Председатель Сибпродкома П. К. Коганович в июне 1920 г. заявил: метод «самотека», то есть добровольной сдачи хлеба провалился. С июня началось проведение разверстки. Продкомиссар Сибири, ссылаясь на опыт центральной России, предупреждал: «при производстве разверстки ни в коем случае нельзя рассчитывать на добровольное выполнение разверстки». Констатируя «почти единодушное противодействие продразверстке, пока пассивное», Коганович сформулировал собственную своеобразную интерпретацию организации продовольственной диктатуры в Сибири: «Не продовольственную диктатуру приспособлять к обстоятельствам, а обстоятельства приспособлять к продовольственной диктатуре»[792]

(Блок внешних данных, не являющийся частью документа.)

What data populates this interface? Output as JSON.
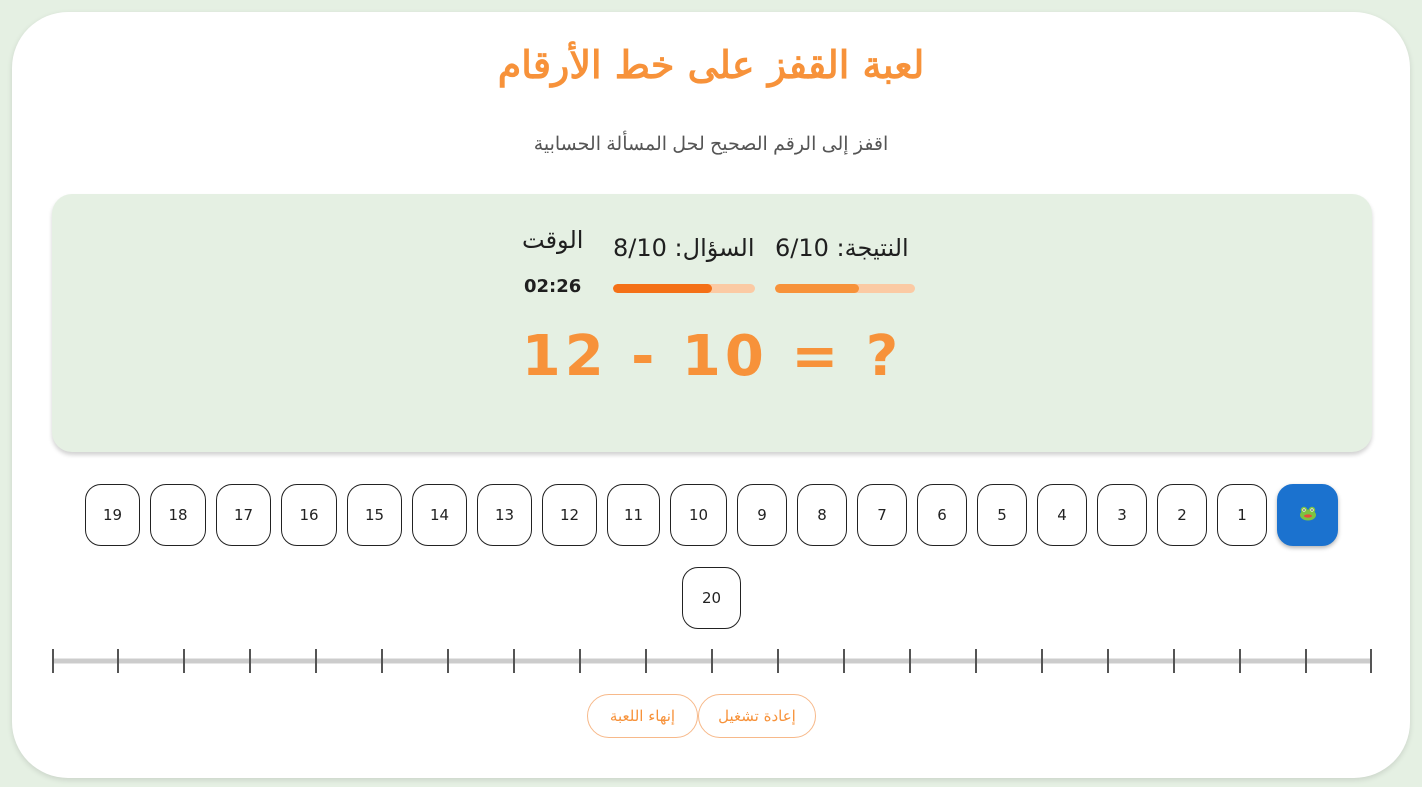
{
  "header": {
    "title": "لعبة القفز على خط الأرقام",
    "subtitle": "اقفز إلى الرقم الصحيح لحل المسألة الحسابية"
  },
  "stats": {
    "score_label": "النتيجة:",
    "score_value": "6/10",
    "score_fraction": 0.6,
    "question_label": "السؤال:",
    "question_value": "8/10",
    "question_fraction": 0.7,
    "time_label": "الوقت",
    "time_value": "02:26"
  },
  "equation": "12 - 10 = ?",
  "player_icon": "frog-icon",
  "tiles": [
    "1",
    "2",
    "3",
    "4",
    "5",
    "6",
    "7",
    "8",
    "9",
    "10",
    "11",
    "12",
    "13",
    "14",
    "15",
    "16",
    "17",
    "18",
    "19",
    "20"
  ],
  "buttons": {
    "restart": "إعادة تشغيل",
    "end": "إنهاء اللعبة"
  },
  "colors": {
    "accent": "#f7923a",
    "score_bar": "#f7923a",
    "question_bar": "#f47017",
    "bar_track": "#fbcaa4",
    "player_tile": "#1b72cf"
  }
}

. Разверстка, в понимании продкомиссара Сибири, воспринималась «в качестве обязательной повинности с применением мер принуждения». В докладной записке в Сибревком Коганович сетовал на нехватку рабочей и военной силы для проведения продразверстки: вместо 9 тыс. рабочей силы продорганы имели 1692 человек, вместо 11 тыс. вооруженной силы продорганы располагали 3836[793]. Получается любопытная ситуация, олицетворяющая механизм политики военного коммунизма: для проведения продовольственной кампании вооруженной силы требовалось больше, чем рабочей, штыков в наличии оказалось более чем вдвое больше, чем рабочих рук. Основой политики военного коммунизма являлось насилие. В этой связи характерен приказ Томского ревкома и губпродкома от 19 июня 1920 г., в соответствии с которым волисполкомы обязывались немедленно принять меры к обмолоту зерна посредством принуждения к работе самих владельцев хлеба. Невыполнение разверстки к 1 августа квалифицировалось как «сознательный саботаж», за что волисполкомы подлежали аресту и суду ревтрибунала[794].Несмотря на угрожающие директивы органов власти, к концу июня 1920 г. выполнение продразверстки в Сибири оказалось провальным: из плановых 114 млн пудов хлеба было собрано лишь 15 млн пудов. По данным на 10 июля, в Сибири было заготовлено 28% плана[795]
. Действия органов Советской власти, которую сибирское крестьянство воспринимало как народную и активно поддержало в борьбе с Колчаком, оказались для многих крестьян, включая красных партизан, неожиданными. Насильственные методы продорганов вызвали недовольство и возмущение в крестьянской среде. На заседании Сибирского бюро ЦК РКП (б) 9 июля 1920 г. Смирнов констатировал: «отношение крестьян к нам недоброжелательное и даже враждебное. Вызвано это главным образом тем, что мы у крестьян берем все, а им ничего не даем. Некоторые губпродкомиссары своими приказами способствуют возникновению восстаний. Необходимо поставить их на место». Одновременно выдвигалось требование применять высшую меру наказания по отношению к восставшим крестьянам, реквизировать их хлеб и имущество[796]. В тот же день, 9 июля 1920 г., в телеграмме Смирнова в адрес Ленина сообщалось: половина Алтайской и Томской губерний охвачены восстанием[797]. Установка Смирнова в отношении повстанцев нашла отражение в приказе Сибревкома Алтайскому и Томскому губревкомам от 12 июля: «Крестьяне сел, примкнувших к изменникам, обязаны немедленно и безоговорочно выполнить полагающуюся по закону разверстку… Вся работа по обмолоту, ссыпке и подвозу хлеба возлагается на восставшие села. С неисполняющими этого приказа будет поступлено без всякой пощады, как с явными изменниками»[798]. Сибпродком в конце августа 1920 г. докладывал Смирнову и Шорину: разверстка на 1920/1921 г. чревата «крупными осложнениями» в Омской, Томской, Алтайской и Семипалатинской губерниях, угрозой срыва всей продовольственной кампании. В пределах указанных четырех губерний Сибпродком требовал «расположить 3 дивизии хорошо вооруженных и дисциплинированных войск как опору в продработе и ликвидации вспышек»[799]. Тюменская губерния в данном перечне даже не называлась.